Waking the Dead (1999)

reviewed by
Steve Rhodes


WAKING THE DEAD
A film review by Steve Rhodes
Copyright 2000 Steve Rhodes
RATING (0 TO ****):  * 1/2

WAKING THE DEAD has an unintentionally ironic title. With exceedingly bland acting by the leads, Billy Crudup and Jennifer Connelly, and lethargic directing by Keith Gordon (A MIDNIGHT CLEAR), the movie is so comatose that audiences will want to shake it or do something to wake it up.

Gordon has all of his cast and crew on permanent slow-motion. People don't walk, they move at a glacial pace. Moss could start growing on their shoes at the rate at which they stroll across the stage. And the camera zooms and pans with excruciating slowness as if its gears are frozen from shooting the film's many snow-covered scenes.

The story, which moves back and forth among several timeframes, concerns a man who sees dead people, or, more precisely, one dead woman.

Fielding Pierce (Crudup) has a cushy job guarding New York's harbor for the Coast Guard during the Vietnam War. He is conflicted since he'd like to go AWOL to Canada to protest the war but worries that it might upset his ambition to be the President of the United States. One certainly couldn't be elected president, he reasons, after a visible protest against one's own country.

Fielding's girlfriend, Sarah Williams (Connelly), is an anti-war activist who encourages him to leave the country. A few years later, she is killed in Chile, where she has gone as part of the Sanctuary movement. After that, he follows a political career, while the dead Sarah keeps making guest appearances in his life.

The problem is that the plot's realization isn't the least bit convincing. Never do Fielding or Sarah seem genuinely interested in any of their causes or aspirations. Both show all of the emotive power of a stone. It isn't clear how Fielding could get any votes, much less get elected. He is an empty suit without any issues or even a decent stump speech. Sarah says that she's committed to her causes, but shows no authentic spark of compassion for the people to whom she devotes herself.
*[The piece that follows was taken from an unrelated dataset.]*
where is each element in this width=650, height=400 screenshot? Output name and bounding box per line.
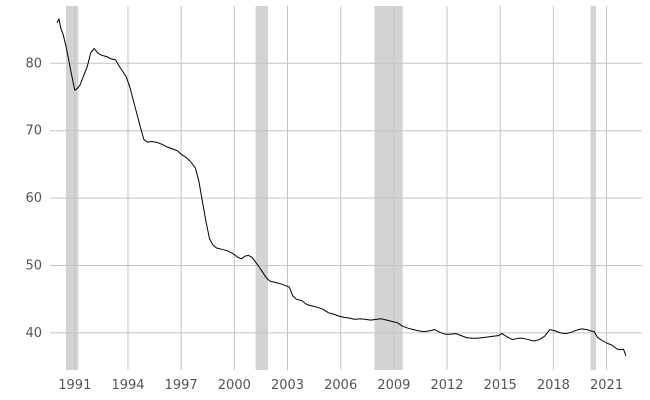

This leaves the movie to succeed or die based just on their love affair, which turns out to be the weakest link of all. Only when having sex do these lovers ever appear the least bit romantically inclined. At other times, they say the right words, but their vacant eyes show they are just reading their lines.

"If anybody really knew Kennedy, do you think they'd have ever voted for him?" Fielding's father asks him. The story implies that politicians must never reveal themselves to us if they want to get elected. The movie takes the same reticent approach, giving us trite speeches but little more. I'd recommend that you vote against it.

WAKING THE DEAD runs 1:45. It is rated R for sexuality and language and would be acceptable for older teenagers.